If you have a good shared vision, you are working on improving the skills, you have incentives and disincentives and you have adequate resources, then you can make them productive using all these techniques and you have an action plan, you have a great chance for success.
Finally, If we look at corporatization as an opportunity, this one decision has the potential to transform the domestic defence manufacturing industry forever.
As I mentioned earlier, we don’t want Ordnance factories to be as good as the private sector companies today or the DPSUs; we want them to be role models because they are starting late. They have the benefit of everything that has been done well, or not done. So in terms of delivering on time, with reliable quality and cost-competitive supplies to the customer that should be the one goal.
They should become a source of business and revenue to the vendor ecosystem. Once they start delivering, automatically there is a demand created for the ecosystem. We have seen this in the case of the auto industry, just one company to start with, which was Maruti. It has changed the entire ecosystem. With Ordnance Factory Board, there is a similar opportunity. If we really corporatize Ordnance factories in the manner that I thought would be a good idea; there is an opportunity to bring efficiency, competitiveness, reliability in the entire ecosystem, all the vendors that I spoke about and other Indian domestic manufacturers.
Ordnance Factory Board needs to become outstanding, world-class, most reliable in the things that are tasked to them. R&D can follow later. Because, if we spread our efforts thin then we will have a problem. The entire focus should be on how to produce it as per the design specifications. If Ordnance Factory Board does that, in another 4-5 years they will be able to stabilize the existing lines. Later, if Ordnance Factory Board develops a surplus capability, confidence in processes and end consumer gets confidence and then we should talk about R&D.

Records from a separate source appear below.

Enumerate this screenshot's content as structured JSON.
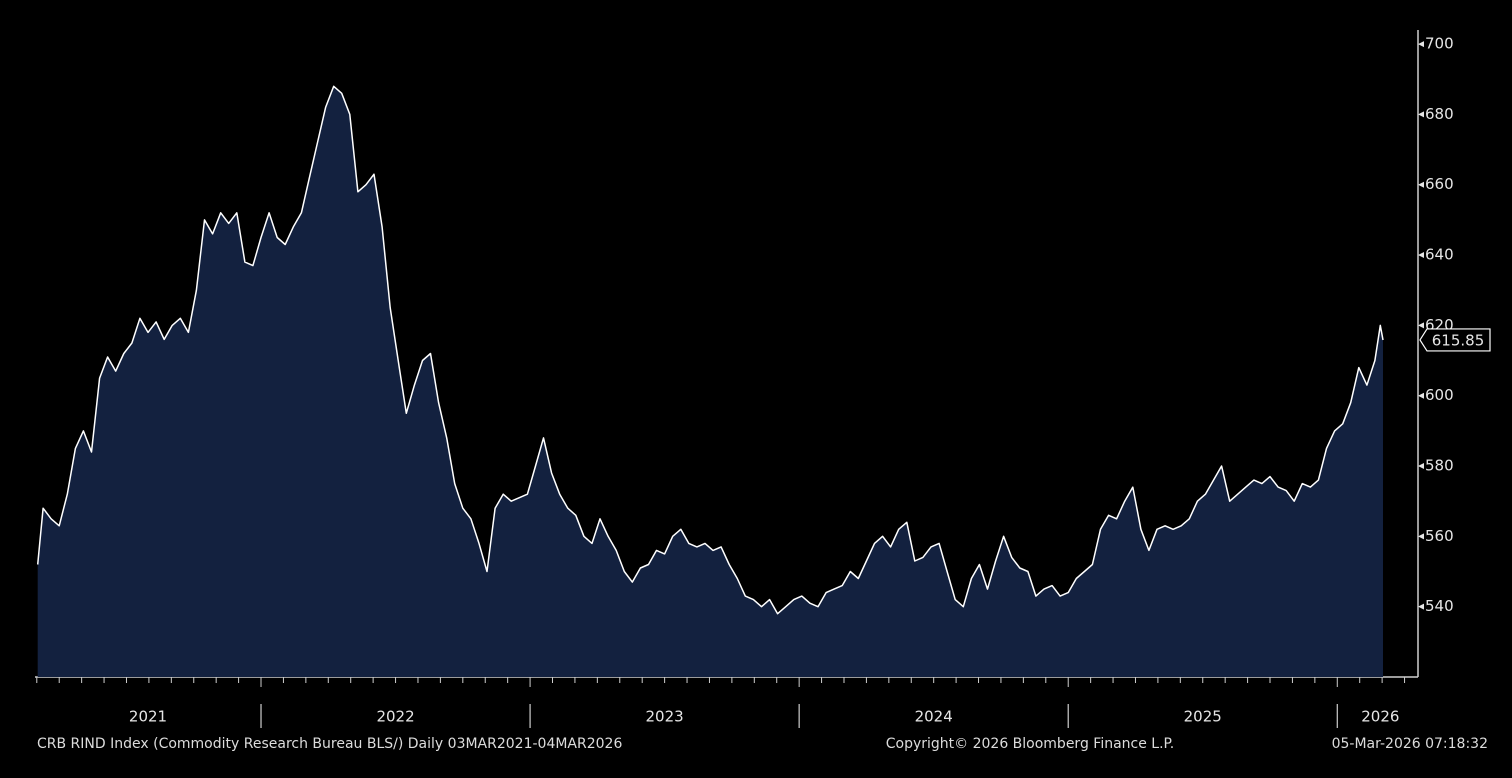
{
  "chart_data": {
    "type": "area",
    "footer_left": "CRB RIND Index (Commodity Research Bureau BLS/) Daily 03MAR2021-04MAR2026",
    "footer_center": "Copyright© 2026 Bloomberg Finance L.P.",
    "footer_right": "05-Mar-2026 07:18:32",
    "line_color": "#ffffff",
    "fill_color": "#13213f",
    "xlim": [
      2021.16,
      2026.3
    ],
    "xticks": [
      {
        "value": 2021.58,
        "label": "2021"
      },
      {
        "value": 2022.5,
        "label": "2022"
      },
      {
        "value": 2023.5,
        "label": "2023"
      },
      {
        "value": 2024.5,
        "label": "2024"
      },
      {
        "value": 2025.5,
        "label": "2025"
      },
      {
        "value": 2026.16,
        "label": "2026"
      }
    ],
    "ylim": [
      520,
      704
    ],
    "yticks": [
      540,
      560,
      580,
      600,
      620,
      640,
      660,
      680,
      700
    ],
    "x": [
      2021.17,
      2021.19,
      2021.22,
      2021.25,
      2021.28,
      2021.31,
      2021.34,
      2021.37,
      2021.4,
      2021.43,
      2021.46,
      2021.49,
      2021.52,
      2021.55,
      2021.58,
      2021.61,
      2021.64,
      2021.67,
      2021.7,
      2021.73,
      2021.76,
      2021.79,
      2021.82,
      2021.85,
      2021.88,
      2021.91,
      2021.94,
      2021.97,
      2022.0,
      2022.03,
      2022.06,
      2022.09,
      2022.12,
      2022.15,
      2022.18,
      2022.21,
      2022.24,
      2022.27,
      2022.3,
      2022.33,
      2022.36,
      2022.39,
      2022.42,
      2022.45,
      2022.48,
      2022.51,
      2022.54,
      2022.57,
      2022.6,
      2022.63,
      2022.66,
      2022.69,
      2022.72,
      2022.75,
      2022.78,
      2022.81,
      2022.84,
      2022.87,
      2022.9,
      2022.93,
      2022.96,
      2022.99,
      2023.02,
      2023.05,
      2023.08,
      2023.11,
      2023.14,
      2023.17,
      2023.2,
      2023.23,
      2023.26,
      2023.29,
      2023.32,
      2023.35,
      2023.38,
      2023.41,
      2023.44,
      2023.47,
      2023.5,
      2023.53,
      2023.56,
      2023.59,
      2023.62,
      2023.65,
      2023.68,
      2023.71,
      2023.74,
      2023.77,
      2023.8,
      2023.83,
      2023.86,
      2023.89,
      2023.92,
      2023.95,
      2023.98,
      2024.01,
      2024.04,
      2024.07,
      2024.1,
      2024.13,
      2024.16,
      2024.19,
      2024.22,
      2024.25,
      2024.28,
      2024.31,
      2024.34,
      2024.37,
      2024.4,
      2024.43,
      2024.46,
      2024.49,
      2024.52,
      2024.55,
      2024.58,
      2024.61,
      2024.64,
      2024.67,
      2024.7,
      2024.73,
      2024.76,
      2024.79,
      2024.82,
      2024.85,
      2024.88,
      2024.91,
      2024.94,
      2024.97,
      2025.0,
      2025.03,
      2025.06,
      2025.09,
      2025.12,
      2025.15,
      2025.18,
      2025.21,
      2025.24,
      2025.27,
      2025.3,
      2025.33,
      2025.36,
      2025.39,
      2025.42,
      2025.45,
      2025.48,
      2025.51,
      2025.54,
      2025.57,
      2025.6,
      2025.63,
      2025.66,
      2025.69,
      2025.72,
      2025.75,
      2025.78,
      2025.81,
      2025.84,
      2025.87,
      2025.9,
      2025.93,
      2025.96,
      2025.99,
      2026.02,
      2026.05,
      2026.08,
      2026.11,
      2026.14,
      2026.16,
      2026.17
    ],
    "values": [
      552,
      568,
      565,
      563,
      572,
      585,
      590,
      584,
      605,
      611,
      607,
      612,
      615,
      622,
      618,
      621,
      616,
      620,
      622,
      618,
      630,
      650,
      646,
      652,
      649,
      652,
      638,
      637,
      645,
      652,
      645,
      643,
      648,
      652,
      662,
      672,
      682,
      688,
      686,
      680,
      658,
      660,
      663,
      648,
      625,
      610,
      595,
      603,
      610,
      612,
      598,
      588,
      575,
      568,
      565,
      558,
      550,
      568,
      572,
      570,
      571,
      572,
      580,
      588,
      578,
      572,
      568,
      566,
      560,
      558,
      565,
      560,
      556,
      550,
      547,
      551,
      552,
      556,
      555,
      560,
      562,
      558,
      557,
      558,
      556,
      557,
      552,
      548,
      543,
      542,
      540,
      542,
      538,
      540,
      542,
      543,
      541,
      540,
      544,
      545,
      546,
      550,
      548,
      553,
      558,
      560,
      557,
      562,
      564,
      553,
      554,
      557,
      558,
      550,
      542,
      540,
      548,
      552,
      545,
      553,
      560,
      554,
      551,
      550,
      543,
      545,
      546,
      543,
      544,
      548,
      550,
      552,
      562,
      566,
      565,
      570,
      574,
      562,
      556,
      562,
      563,
      562,
      563,
      565,
      570,
      572,
      576,
      580,
      570,
      572,
      574,
      576,
      575,
      577,
      574,
      573,
      570,
      575,
      574,
      576,
      585,
      590,
      592,
      598,
      608,
      603,
      610,
      620,
      615.85
    ]
  }
}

I feel that this is more, it’s more of an opportunity than a solution to the existing challenges, both real and perceived, I said perceived because we have to also assume that maybe not everything is wrong with Ordnance Factory.

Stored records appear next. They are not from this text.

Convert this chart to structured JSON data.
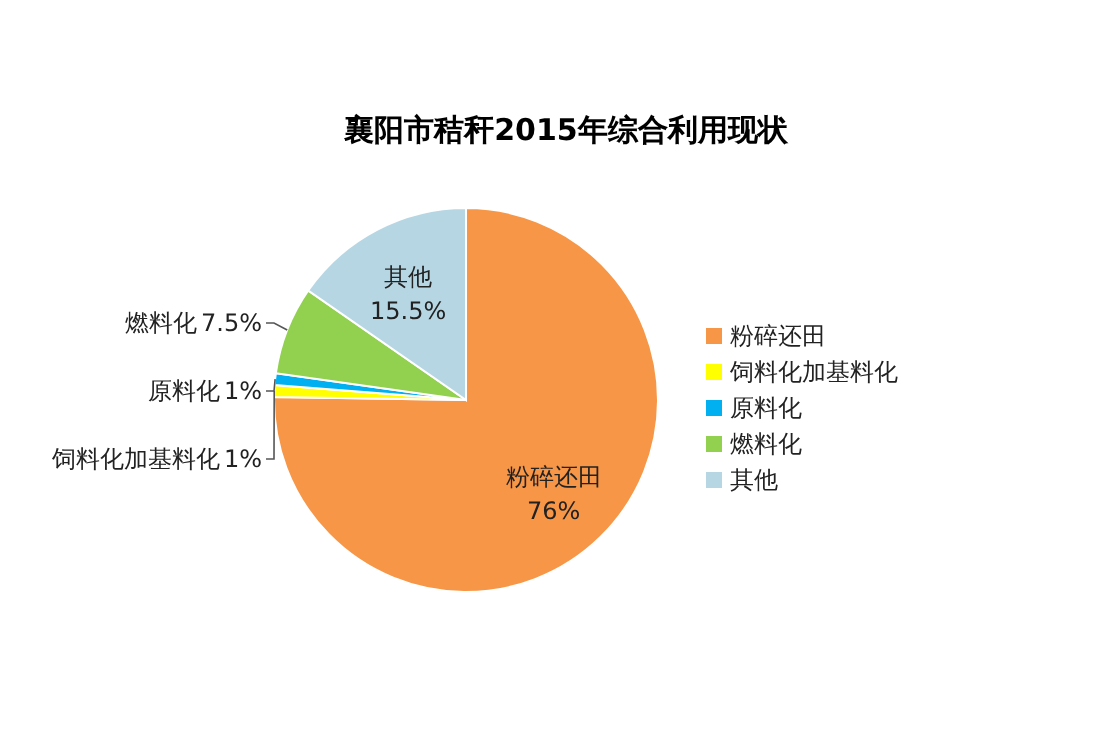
{
  "chart_data": {
    "type": "pie",
    "title": "襄阳市秸秆2015年综合利用现状",
    "categories": [
      "粉碎还田",
      "饲料化加基料化",
      "原料化",
      "燃料化",
      "其他"
    ],
    "values": [
      76,
      1,
      1,
      7.5,
      15.5
    ],
    "colors": [
      "#f79646",
      "#ffff00",
      "#00b0f0",
      "#92d050",
      "#b7d6e4"
    ],
    "value_labels": [
      "76%",
      "1%",
      "1%",
      "7.5%",
      "15.5%"
    ],
    "legend": "right"
  }
}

It’s a great opportunity, and it is a once in a lifetime opportunity. You will not get a second chance because if you do a poor job of it now, Ordnance Factory Board will be once again, part of, other DPSUs who also don’t have a stellar record. We have the opportunity to learn what works and what does not.
Amongst all the DPSUs not everything is okay, but not everything is bad too. So probably, we can pick and choose and figure out everything that works in all the organizations there and then try to do that and hence become better than anybody else.
It’s the interest of a nation that they should be done and it should also be a national endeavour. It shouldn’t be left to the corporate entities also. Otherwise, it will be missing out on a grand opportunity forever. It should be at the ministry level with the involvement of political leadership in coaching, mentoring, helping, building this vision and taking this forward. We have to also inspire new boards that their mandate is to build world-class, role-model organizations as a result of this decision. If the mandate is to just improve on-time delivery performance or improve the quality levels. We would waste this great opportunity. I don’t think of it as a solution, but this is a great opportunity and if handled well.